Daniel, el Mochuelo, no se cansaba nunca de ver a Paco, el herrero, dominando el hierro en la fragua. Le embelesaban aquellos antebrazos gruesos como troncos de árboles, cubiertos de un vello espeso y rojizo, erizados de músculos y de nervios. Seguramente Paco, el herrero, levantaría la cómoda de su habitación con uno solo de sus imponentes brazos y sin resentirse. Y de su tórax, ¿qué? Con frecuencia el herrero trabajaba en camiseta y su pecho hercúleo subía y bajaba, al respirar, como si fuera el de un elefante herido. Esto era un hombre. Y no Ramón, el hijo del boticario, emperejilado y tieso y pálido como una muchacha mórbida y presumida. Si esto era progreso, él, decididamente, no quería progresar. Por su parte, se conformaba con tener una pareja de vacas, una pequeña quesería y el insignificante huerto de la trasera de su casa. No pedía más. Los días laborables fabricaría quesos, como su padre, y los domingos se entretendría con la escopeta, o se iría al río a pescar truchas o a echar una partida al corro de bolos.

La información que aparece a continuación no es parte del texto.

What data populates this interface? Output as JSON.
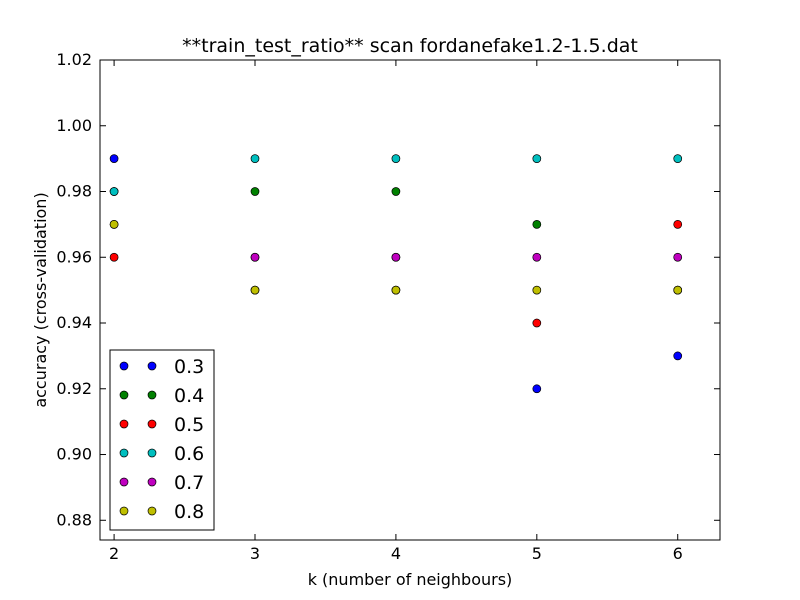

La idea de la marcha desazonaba a Daniel, el Mochuelo. Por la grieta del suelo se filtraba la luz de la planta baja y el haz luminoso se posaba en el techo con una fijeza obsesiva. Habrían de pasar tres meses sin ver aquel hilo fosforescente y sin oír los movimientos quedos de su madre en las faenas domésticas; o los gruñidos ásperos y secos de su padre, siempre malhumorado; o sin respirar aquella atmósfera densa, que se adentraba ahora por la ventana abierta, hecha de aromas de heno recién segado y de resecas boñigas. Dios mío, ¡qué largos eran tres meses!